In the article Stosh Walsh states that both managers and employees need to be involved in the action planning process. From our experience it is often managers who create action plans for their employees and are frustrated when they don’t fully meet the expectations set out for them.
Why? Because employees feel there has been minimal consultation and poor communication about standards of behaviours and results. How can you ensure good participation from your team?
Gallup has identified 12 core elements – the Q12 questions that link to key business results. These 12 statements emerged from conducting thousands of interviews in a variety of industries as those that best predict employee engagement and workgroup performance.
By working through the relevant questions with your team, you are more likely to engage with them about how they feel they can best contribute to business outcomes. Stosh suggests that the following five questions provide a practical approach to help managers better engage in a dialogue about engagement.

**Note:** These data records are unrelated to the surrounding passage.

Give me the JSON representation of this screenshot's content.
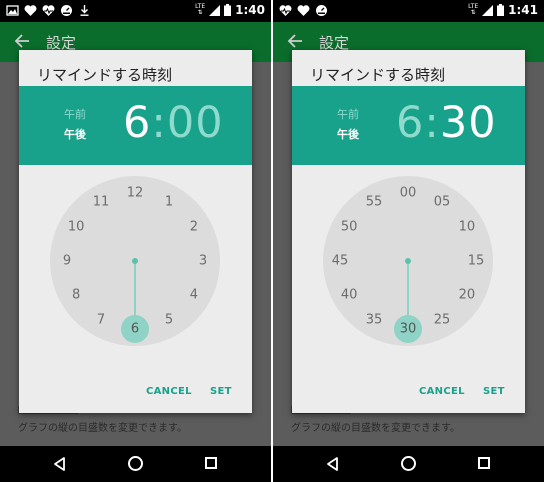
{
  "colors": {
    "accent": "#19a28b",
    "appbar": "#0b6d2c"
  },
  "panels": [
    {
      "status_time": "1:40",
      "status_network": "LTE",
      "appbar_title": "設定",
      "settings_description": "グラフの縦の目盛数を変更できます。",
      "dialog": {
        "title": "リマインドする時刻",
        "am_label": "午前",
        "pm_label": "午後",
        "hour": "6",
        "colon": ":",
        "minute": "00",
        "mode": "hours",
        "dial_labels": [
          "12",
          "1",
          "2",
          "3",
          "4",
          "5",
          "6",
          "7",
          "8",
          "9",
          "10",
          "11"
        ],
        "selected": "6",
        "cancel_label": "CANCEL",
        "set_label": "SET"
      }
    },
    {
      "status_time": "1:41",
      "status_network": "LTE",
      "appbar_title": "設定",
      "settings_description": "グラフの縦の目盛数を変更できます。",
      "dialog": {
        "title": "リマインドする時刻",
        "am_label": "午前",
        "pm_label": "午後",
        "hour": "6",
        "colon": ":",
        "minute": "30",
        "mode": "minutes",
        "dial_labels": [
          "00",
          "05",
          "10",
          "15",
          "20",
          "25",
          "30",
          "35",
          "40",
          "45",
          "50",
          "55"
        ],
        "selected": "30",
        "cancel_label": "CANCEL",
        "set_label": "SET"
      }
    }
  ]
}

- Question one: How do we define each of the Q12 items in our workgroup? For example, are we clear as a team what is expected of us? How will results be recognised and rewarded?
- Question two: Now that we have defined each of the Q12 items for our workgroup, what would the ideal look like for each item?
- Question three: What is the difference between where we are now and that ideal?
- Question four: As we think about our action plan, which items have the greatest impact on our culture or performance?
- Question five: What is every person on the team willing to do about engagement?
Send the Q12 questions to your team before your next team meeting and ask them which of the questions are most relevant for the team and then systematically over the next month work through the five questions.
This is a critical first step in understanding what is important to the individuals on your team and how both you and your team can mutually take responsibility for engagement.